= Administrative divisions of Alaska =

The administrative divisions of Alaska are the various units of government that provide local government services in the state of Alaska.

== Boroughs ==

Section 3 of Article X of the Constitution of Alaska divides the state, at the first level, into organized and unorganized boroughs. These boroughs are functionally equivalent to counties found in most other states.

Areas of Alaska which are not within the boundaries of an organized borough are, by default, part of a single unorganized borough. However, beginning with the 1970 census, the United States Census Bureau, in cooperation with the state, divided this borough into multiple named census areas in order to facilitate the taking of the United States Census.

== Cities ==

Section 7 of Article X of the Constitution of Alaska divides the state, at the second level, into incorporated cities, which must be located entirely within the boundaries of a single borough.

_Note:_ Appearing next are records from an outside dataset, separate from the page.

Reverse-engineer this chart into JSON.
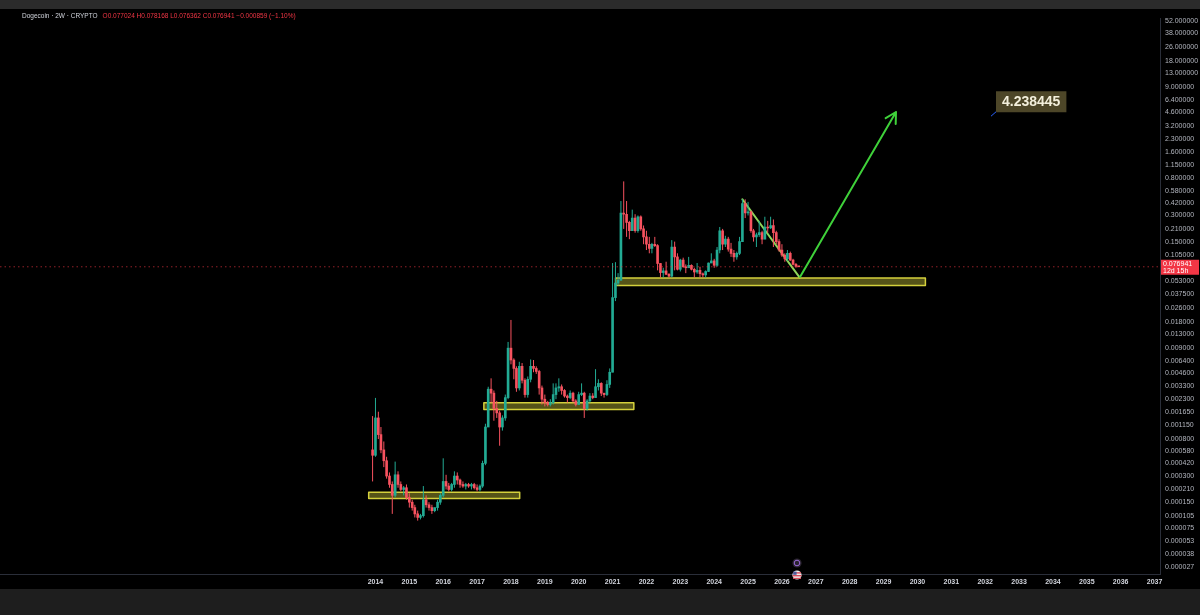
{
  "chart_data": {
    "type": "candlestick",
    "title": "Dogecoin · 2W · CRYPTO",
    "subtitle": "O0.077024 H0.078168 L0.076362 C0.076941 −0.000859 (−1.10%)",
    "log": "y",
    "marker": "none",
    "line_style": "solid",
    "xlim": [
      "2002-12",
      "2037-03"
    ],
    "xticks": [
      "2014",
      "2015",
      "2016",
      "2017",
      "2018",
      "2019",
      "2020",
      "2021",
      "2022",
      "2023",
      "2024",
      "2025",
      "2026",
      "2027",
      "2028",
      "2029",
      "2030",
      "2031",
      "2032",
      "2033",
      "2034",
      "2035",
      "2036",
      "2037"
    ],
    "ylim": [
      2.2e-05,
      56
    ],
    "yticks": [
      {
        "value": 52,
        "label": "52.000000"
      },
      {
        "value": 38,
        "label": "38.000000"
      },
      {
        "value": 26,
        "label": "26.000000"
      },
      {
        "value": 18,
        "label": "18.000000"
      },
      {
        "value": 13,
        "label": "13.000000"
      },
      {
        "value": 9,
        "label": "9.000000"
      },
      {
        "value": 6.4,
        "label": "6.400000"
      },
      {
        "value": 4.6,
        "label": "4.600000"
      },
      {
        "value": 3.2,
        "label": "3.200000"
      },
      {
        "value": 2.3,
        "label": "2.300000"
      },
      {
        "value": 1.6,
        "label": "1.600000"
      },
      {
        "value": 1.15,
        "label": "1.150000"
      },
      {
        "value": 0.8,
        "label": "0.800000"
      },
      {
        "value": 0.58,
        "label": "0.580000"
      },
      {
        "value": 0.42,
        "label": "0.420000"
      },
      {
        "value": 0.3,
        "label": "0.300000"
      },
      {
        "value": 0.21,
        "label": "0.210000"
      },
      {
        "value": 0.15,
        "label": "0.150000"
      },
      {
        "value": 0.105,
        "label": "0.105000"
      },
      {
        "value": 0.053,
        "label": "0.053000"
      },
      {
        "value": 0.0375,
        "label": "0.037500"
      },
      {
        "value": 0.026,
        "label": "0.026000"
      },
      {
        "value": 0.018,
        "label": "0.018000"
      },
      {
        "value": 0.013,
        "label": "0.013000"
      },
      {
        "value": 0.009,
        "label": "0.009000"
      },
      {
        "value": 0.0064,
        "label": "0.006400"
      },
      {
        "value": 0.0046,
        "label": "0.004600"
      },
      {
        "value": 0.0033,
        "label": "0.003300"
      },
      {
        "value": 0.0023,
        "label": "0.002300"
      },
      {
        "value": 0.00165,
        "label": "0.001650"
      },
      {
        "value": 0.00115,
        "label": "0.001150"
      },
      {
        "value": 0.0008,
        "label": "0.000800"
      },
      {
        "value": 0.00058,
        "label": "0.000580"
      },
      {
        "value": 0.00042,
        "label": "0.000420"
      },
      {
        "value": 0.0003,
        "label": "0.000300"
      },
      {
        "value": 0.00021,
        "label": "0.000210"
      },
      {
        "value": 0.00015,
        "label": "0.000150"
      },
      {
        "value": 0.000105,
        "label": "0.000105"
      },
      {
        "value": 7.5e-05,
        "label": "0.000075"
      },
      {
        "value": 5.3e-05,
        "label": "0.000053"
      },
      {
        "value": 3.8e-05,
        "label": "0.000038"
      },
      {
        "value": 2.7e-05,
        "label": "0.000027"
      }
    ],
    "series": [
      {
        "type": "area",
        "color": "#d4d03c",
        "x": [
          "2013-10-20",
          "2018-04-05",
          "2018-04-05",
          "2013-10-20",
          "2013-10-20"
        ],
        "values": [
          0.000165,
          0.000165,
          0.000195,
          0.000195,
          0.000165
        ]
      },
      {
        "type": "area",
        "color": "#d4d03c",
        "x": [
          "2017-03-15",
          "2021-08-18",
          "2021-08-18",
          "2017-03-15",
          "2017-03-15"
        ],
        "values": [
          0.00175,
          0.00175,
          0.0021,
          0.0021,
          0.00175
        ]
      },
      {
        "type": "area",
        "color": "#d4d03c",
        "x": [
          "2021-02-02",
          "2030-03-28",
          "2030-03-28",
          "2021-02-02",
          "2021-02-02"
        ],
        "values": [
          0.047,
          0.047,
          0.057,
          0.057,
          0.047
        ]
      },
      {
        "type": "line",
        "color": "#8ed65a",
        "x": [
          "2024-11",
          "2026-07-10"
        ],
        "values": [
          0.46,
          0.058
        ]
      },
      {
        "x": [
          "2013-12",
          "2014-01",
          "2014-02",
          "2014-03",
          "2014-04",
          "2014-05",
          "2014-06",
          "2014-07",
          "2014-08",
          "2014-09",
          "2014-10",
          "2014-11",
          "2014-12",
          "2015-01",
          "2015-02",
          "2015-03",
          "2015-04",
          "2015-05",
          "2015-06",
          "2015-07",
          "2015-08",
          "2015-09",
          "2015-10",
          "2015-11",
          "2015-12",
          "2016-01",
          "2016-02",
          "2016-03",
          "2016-04",
          "2016-05",
          "2016-06",
          "2016-07",
          "2016-08",
          "2016-09",
          "2016-10",
          "2016-11",
          "2016-12",
          "2017-01",
          "2017-02",
          "2017-03",
          "2017-04",
          "2017-05",
          "2017-06",
          "2017-07",
          "2017-08",
          "2017-09",
          "2017-10",
          "2017-11",
          "2017-12",
          "2018-01",
          "2018-02",
          "2018-03",
          "2018-04",
          "2018-05",
          "2018-06",
          "2018-07",
          "2018-08",
          "2018-09",
          "2018-10",
          "2018-11",
          "2018-12",
          "2019-01",
          "2019-02",
          "2019-03",
          "2019-04",
          "2019-05",
          "2019-06",
          "2019-07",
          "2019-08",
          "2019-09",
          "2019-10",
          "2019-11",
          "2019-12",
          "2020-01",
          "2020-02",
          "2020-03",
          "2020-04",
          "2020-05",
          "2020-06",
          "2020-07",
          "2020-08",
          "2020-09",
          "2020-10",
          "2020-11",
          "2020-12",
          "2021-01",
          "2021-02",
          "2021-03",
          "2021-04",
          "2021-05",
          "2021-06",
          "2021-07",
          "2021-08",
          "2021-09",
          "2021-10",
          "2021-11",
          "2021-12",
          "2022-01",
          "2022-02",
          "2022-03",
          "2022-04",
          "2022-05",
          "2022-06",
          "2022-07",
          "2022-08",
          "2022-09",
          "2022-10",
          "2022-11",
          "2022-12",
          "2023-01",
          "2023-02",
          "2023-03",
          "2023-04",
          "2023-05",
          "2023-06",
          "2023-07",
          "2023-08",
          "2023-09",
          "2023-10",
          "2023-11",
          "2023-12",
          "2024-01",
          "2024-02",
          "2024-03",
          "2024-04",
          "2024-05",
          "2024-06",
          "2024-07",
          "2024-08",
          "2024-09",
          "2024-10",
          "2024-11",
          "2024-12",
          "2025-01",
          "2025-02",
          "2025-03",
          "2025-04",
          "2025-05",
          "2025-06",
          "2025-07",
          "2025-08",
          "2025-09",
          "2025-10",
          "2025-11",
          "2025-12",
          "2026-01",
          "2026-02",
          "2026-03",
          "2026-04",
          "2026-05",
          "2026-06",
          "2026-07"
        ],
        "ohlc": [
          [
            0.0006,
            0.00147,
            0.00026,
            0.00052
          ],
          [
            0.00052,
            0.00238,
            0.0005,
            0.0014
          ],
          [
            0.0014,
            0.00165,
            0.0008,
            0.0009
          ],
          [
            0.0009,
            0.0011,
            0.00055,
            0.0006
          ],
          [
            0.0006,
            0.00075,
            0.00038,
            0.00045
          ],
          [
            0.00045,
            0.0005,
            0.00028,
            0.0003
          ],
          [
            0.0003,
            0.00033,
            0.00022,
            0.00024
          ],
          [
            0.00024,
            0.00026,
            0.00011,
            0.00018
          ],
          [
            0.00018,
            0.00044,
            0.00017,
            0.00031
          ],
          [
            0.00031,
            0.00034,
            0.00022,
            0.00024
          ],
          [
            0.00024,
            0.00026,
            0.0002,
            0.00021
          ],
          [
            0.00021,
            0.00023,
            0.00018,
            0.00022
          ],
          [
            0.00022,
            0.00024,
            0.00016,
            0.00017
          ],
          [
            0.00017,
            0.00019,
            0.00013,
            0.00015
          ],
          [
            0.00015,
            0.00016,
            0.00012,
            0.00013
          ],
          [
            0.00013,
            0.00014,
            0.0001,
            0.00011
          ],
          [
            0.00011,
            0.00012,
            9.2e-05,
            0.0001
          ],
          [
            0.0001,
            0.00011,
            9.5e-05,
            0.000105
          ],
          [
            0.000105,
            0.00023,
            0.0001,
            0.00016
          ],
          [
            0.00016,
            0.00018,
            0.00013,
            0.00014
          ],
          [
            0.00014,
            0.00015,
            0.00012,
            0.00013
          ],
          [
            0.00013,
            0.00014,
            0.00011,
            0.00012
          ],
          [
            0.00012,
            0.00013,
            0.000115,
            0.00013
          ],
          [
            0.00013,
            0.00016,
            0.00012,
            0.00015
          ],
          [
            0.00015,
            0.00019,
            0.00014,
            0.00018
          ],
          [
            0.00018,
            0.00048,
            0.00017,
            0.00026
          ],
          [
            0.00026,
            0.00031,
            0.00021,
            0.00023
          ],
          [
            0.00023,
            0.00025,
            0.0002,
            0.00021
          ],
          [
            0.00021,
            0.00025,
            0.0002,
            0.00024
          ],
          [
            0.00024,
            0.00034,
            0.00022,
            0.0003
          ],
          [
            0.0003,
            0.00033,
            0.00024,
            0.00027
          ],
          [
            0.00027,
            0.00028,
            0.00022,
            0.00024
          ],
          [
            0.00024,
            0.00026,
            0.00022,
            0.00023
          ],
          [
            0.00023,
            0.00025,
            0.00021,
            0.00024
          ],
          [
            0.00024,
            0.00025,
            0.00022,
            0.00023
          ],
          [
            0.00023,
            0.00025,
            0.00021,
            0.00024
          ],
          [
            0.00024,
            0.00025,
            0.00021,
            0.00022
          ],
          [
            0.00022,
            0.00024,
            0.0002,
            0.00021
          ],
          [
            0.00021,
            0.00024,
            0.0002,
            0.00023
          ],
          [
            0.00023,
            0.00045,
            0.00022,
            0.00042
          ],
          [
            0.00042,
            0.0012,
            0.0004,
            0.0011
          ],
          [
            0.0011,
            0.0032,
            0.0011,
            0.003
          ],
          [
            0.003,
            0.004,
            0.0021,
            0.0027
          ],
          [
            0.0027,
            0.0029,
            0.0013,
            0.0018
          ],
          [
            0.0018,
            0.0022,
            0.0014,
            0.0016
          ],
          [
            0.0016,
            0.0017,
            0.00067,
            0.0011
          ],
          [
            0.0011,
            0.0015,
            0.001,
            0.0014
          ],
          [
            0.0014,
            0.0026,
            0.0013,
            0.0024
          ],
          [
            0.0024,
            0.0105,
            0.0023,
            0.0089
          ],
          [
            0.0089,
            0.0188,
            0.0058,
            0.0065
          ],
          [
            0.0065,
            0.0068,
            0.0039,
            0.0052
          ],
          [
            0.0052,
            0.0055,
            0.0028,
            0.0031
          ],
          [
            0.0031,
            0.0062,
            0.0029,
            0.0055
          ],
          [
            0.0055,
            0.006,
            0.0035,
            0.0038
          ],
          [
            0.0038,
            0.004,
            0.0024,
            0.0026
          ],
          [
            0.0026,
            0.0042,
            0.0024,
            0.0039
          ],
          [
            0.0039,
            0.0066,
            0.0036,
            0.0055
          ],
          [
            0.0055,
            0.0065,
            0.0047,
            0.0052
          ],
          [
            0.0052,
            0.0055,
            0.0045,
            0.0048
          ],
          [
            0.0048,
            0.005,
            0.0026,
            0.0031
          ],
          [
            0.0031,
            0.0033,
            0.002,
            0.0023
          ],
          [
            0.0023,
            0.0026,
            0.0019,
            0.0021
          ],
          [
            0.0021,
            0.0022,
            0.0019,
            0.002
          ],
          [
            0.002,
            0.0023,
            0.0019,
            0.0021
          ],
          [
            0.0021,
            0.0035,
            0.002,
            0.0026
          ],
          [
            0.0026,
            0.0035,
            0.0023,
            0.0031
          ],
          [
            0.0031,
            0.004,
            0.0028,
            0.0032
          ],
          [
            0.0032,
            0.0034,
            0.0026,
            0.0029
          ],
          [
            0.0029,
            0.003,
            0.0024,
            0.0025
          ],
          [
            0.0025,
            0.0026,
            0.0021,
            0.0024
          ],
          [
            0.0024,
            0.0029,
            0.0023,
            0.0027
          ],
          [
            0.0027,
            0.0028,
            0.0021,
            0.0022
          ],
          [
            0.0022,
            0.0023,
            0.0019,
            0.002
          ],
          [
            0.002,
            0.0028,
            0.002,
            0.0026
          ],
          [
            0.0026,
            0.0035,
            0.0025,
            0.0027
          ],
          [
            0.0027,
            0.0028,
            0.0014,
            0.0018
          ],
          [
            0.0018,
            0.0023,
            0.0017,
            0.0022
          ],
          [
            0.0022,
            0.0027,
            0.0021,
            0.0025
          ],
          [
            0.0025,
            0.0027,
            0.0023,
            0.0024
          ],
          [
            0.0024,
            0.0051,
            0.0024,
            0.0032
          ],
          [
            0.0032,
            0.0039,
            0.0029,
            0.0035
          ],
          [
            0.0035,
            0.0036,
            0.0025,
            0.0027
          ],
          [
            0.0027,
            0.0027,
            0.0024,
            0.0026
          ],
          [
            0.0026,
            0.0038,
            0.0025,
            0.0034
          ],
          [
            0.0034,
            0.0052,
            0.0031,
            0.0047
          ],
          [
            0.0047,
            0.085,
            0.0047,
            0.034
          ],
          [
            0.034,
            0.087,
            0.031,
            0.05
          ],
          [
            0.05,
            0.065,
            0.047,
            0.054
          ],
          [
            0.054,
            0.44,
            0.053,
            0.32
          ],
          [
            0.32,
            0.74,
            0.21,
            0.31
          ],
          [
            0.31,
            0.44,
            0.17,
            0.25
          ],
          [
            0.25,
            0.26,
            0.16,
            0.2
          ],
          [
            0.2,
            0.35,
            0.2,
            0.28
          ],
          [
            0.28,
            0.31,
            0.19,
            0.2
          ],
          [
            0.2,
            0.3,
            0.19,
            0.29
          ],
          [
            0.29,
            0.3,
            0.2,
            0.21
          ],
          [
            0.21,
            0.23,
            0.14,
            0.17
          ],
          [
            0.17,
            0.2,
            0.12,
            0.14
          ],
          [
            0.14,
            0.17,
            0.11,
            0.125
          ],
          [
            0.125,
            0.145,
            0.11,
            0.14
          ],
          [
            0.14,
            0.17,
            0.13,
            0.135
          ],
          [
            0.135,
            0.14,
            0.07,
            0.084
          ],
          [
            0.084,
            0.085,
            0.058,
            0.066
          ],
          [
            0.066,
            0.075,
            0.058,
            0.069
          ],
          [
            0.069,
            0.088,
            0.062,
            0.063
          ],
          [
            0.063,
            0.065,
            0.058,
            0.06
          ],
          [
            0.06,
            0.156,
            0.058,
            0.13
          ],
          [
            0.13,
            0.15,
            0.07,
            0.1
          ],
          [
            0.1,
            0.11,
            0.07,
            0.072
          ],
          [
            0.072,
            0.095,
            0.068,
            0.092
          ],
          [
            0.092,
            0.098,
            0.075,
            0.077
          ],
          [
            0.077,
            0.082,
            0.065,
            0.075
          ],
          [
            0.075,
            0.1,
            0.075,
            0.08
          ],
          [
            0.08,
            0.082,
            0.07,
            0.072
          ],
          [
            0.072,
            0.075,
            0.058,
            0.067
          ],
          [
            0.067,
            0.085,
            0.064,
            0.07
          ],
          [
            0.07,
            0.077,
            0.058,
            0.064
          ],
          [
            0.064,
            0.066,
            0.058,
            0.062
          ],
          [
            0.062,
            0.07,
            0.058,
            0.068
          ],
          [
            0.068,
            0.086,
            0.067,
            0.085
          ],
          [
            0.085,
            0.11,
            0.085,
            0.09
          ],
          [
            0.09,
            0.095,
            0.075,
            0.08
          ],
          [
            0.08,
            0.13,
            0.077,
            0.12
          ],
          [
            0.12,
            0.221,
            0.11,
            0.2
          ],
          [
            0.2,
            0.21,
            0.12,
            0.14
          ],
          [
            0.14,
            0.175,
            0.13,
            0.16
          ],
          [
            0.16,
            0.17,
            0.115,
            0.123
          ],
          [
            0.123,
            0.145,
            0.1,
            0.11
          ],
          [
            0.11,
            0.12,
            0.088,
            0.1
          ],
          [
            0.1,
            0.115,
            0.093,
            0.11
          ],
          [
            0.11,
            0.17,
            0.105,
            0.15
          ],
          [
            0.15,
            0.46,
            0.15,
            0.41
          ],
          [
            0.41,
            0.46,
            0.28,
            0.32
          ],
          [
            0.32,
            0.43,
            0.3,
            0.33
          ],
          [
            0.33,
            0.34,
            0.19,
            0.2
          ],
          [
            0.2,
            0.21,
            0.15,
            0.17
          ],
          [
            0.17,
            0.19,
            0.13,
            0.18
          ],
          [
            0.18,
            0.26,
            0.17,
            0.19
          ],
          [
            0.19,
            0.2,
            0.14,
            0.16
          ],
          [
            0.16,
            0.29,
            0.16,
            0.22
          ],
          [
            0.22,
            0.26,
            0.19,
            0.215
          ],
          [
            0.215,
            0.29,
            0.21,
            0.23
          ],
          [
            0.23,
            0.27,
            0.13,
            0.19
          ],
          [
            0.19,
            0.2,
            0.14,
            0.15
          ],
          [
            0.15,
            0.16,
            0.115,
            0.12
          ],
          [
            0.12,
            0.14,
            0.1,
            0.105
          ],
          [
            0.105,
            0.11,
            0.088,
            0.095
          ],
          [
            0.095,
            0.12,
            0.09,
            0.11
          ],
          [
            0.11,
            0.115,
            0.09,
            0.092
          ],
          [
            0.092,
            0.095,
            0.08,
            0.082
          ],
          [
            0.082,
            0.085,
            0.075,
            0.0778
          ],
          [
            0.0778,
            0.0782,
            0.0764,
            0.0769
          ]
        ],
        "colors": [
          "#f7525f",
          "#22ab94",
          "#f7525f",
          "#f7525f",
          "#f7525f",
          "#f7525f",
          "#f7525f",
          "#f7525f",
          "#22ab94",
          "#f7525f",
          "#f7525f",
          "#22ab94",
          "#f7525f",
          "#f7525f",
          "#f7525f",
          "#f7525f",
          "#f7525f",
          "#22ab94",
          "#22ab94",
          "#f7525f",
          "#f7525f",
          "#f7525f",
          "#22ab94",
          "#22ab94",
          "#22ab94",
          "#22ab94",
          "#f7525f",
          "#f7525f",
          "#22ab94",
          "#22ab94",
          "#f7525f",
          "#f7525f",
          "#f7525f",
          "#22ab94",
          "#f7525f",
          "#22ab94",
          "#f7525f",
          "#f7525f",
          "#22ab94",
          "#22ab94",
          "#22ab94",
          "#22ab94",
          "#f7525f",
          "#f7525f",
          "#f7525f",
          "#f7525f",
          "#22ab94",
          "#22ab94",
          "#22ab94",
          "#f7525f",
          "#f7525f",
          "#f7525f",
          "#22ab94",
          "#f7525f",
          "#f7525f",
          "#22ab94",
          "#22ab94",
          "#f7525f",
          "#f7525f",
          "#f7525f",
          "#f7525f",
          "#f7525f",
          "#f7525f",
          "#22ab94",
          "#22ab94",
          "#22ab94",
          "#22ab94",
          "#f7525f",
          "#f7525f",
          "#f7525f",
          "#22ab94",
          "#f7525f",
          "#f7525f",
          "#22ab94",
          "#22ab94",
          "#f7525f",
          "#22ab94",
          "#22ab94",
          "#f7525f",
          "#22ab94",
          "#22ab94",
          "#f7525f",
          "#f7525f",
          "#22ab94",
          "#22ab94",
          "#22ab94",
          "#22ab94",
          "#22ab94",
          "#22ab94",
          "#f7525f",
          "#f7525f",
          "#f7525f",
          "#22ab94",
          "#f7525f",
          "#22ab94",
          "#f7525f",
          "#f7525f",
          "#f7525f",
          "#f7525f",
          "#22ab94",
          "#f7525f",
          "#f7525f",
          "#f7525f",
          "#22ab94",
          "#f7525f",
          "#f7525f",
          "#22ab94",
          "#f7525f",
          "#f7525f",
          "#22ab94",
          "#f7525f",
          "#f7525f",
          "#22ab94",
          "#f7525f",
          "#f7525f",
          "#22ab94",
          "#f7525f",
          "#f7525f",
          "#22ab94",
          "#22ab94",
          "#22ab94",
          "#f7525f",
          "#22ab94",
          "#22ab94",
          "#f7525f",
          "#22ab94",
          "#f7525f",
          "#f7525f",
          "#f7525f",
          "#22ab94",
          "#22ab94",
          "#22ab94",
          "#f7525f",
          "#22ab94",
          "#f7525f",
          "#f7525f",
          "#22ab94",
          "#22ab94",
          "#f7525f",
          "#22ab94",
          "#f7525f",
          "#22ab94",
          "#f7525f",
          "#f7525f",
          "#f7525f",
          "#f7525f",
          "#f7525f",
          "#22ab94",
          "#f7525f",
          "#f7525f",
          "#f7525f",
          "#f7525f"
        ]
      }
    ],
    "ref_lines": [
      {
        "axis": "y",
        "value": 0.076941,
        "label": "0.076941\n12d 15h",
        "color": "#f23645",
        "line_style": "dotted"
      }
    ],
    "annotations": [
      "4.238445"
    ]
  }
}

== Classification of municipalities ==
Municipalities in Alaska are divided into two groups: home rule municipalities and general law municipalities. Home rule municipalities are chartered and have all legislative powers not otherwise prohibited to them. General law municipalities, on the other hand, are not chartered and have only those legislative powers explicitly given to them.

General law municipalities are divided into five classes: first-, second-, and third-class boroughs, and first- and second-class cities. Each class has specific requirements for existence and potential incorporation or reclassification.

The organization, incorporation, merger, consolidation, reclassification, and dissolution of municipalities is overseen by the Local Boundary Commission.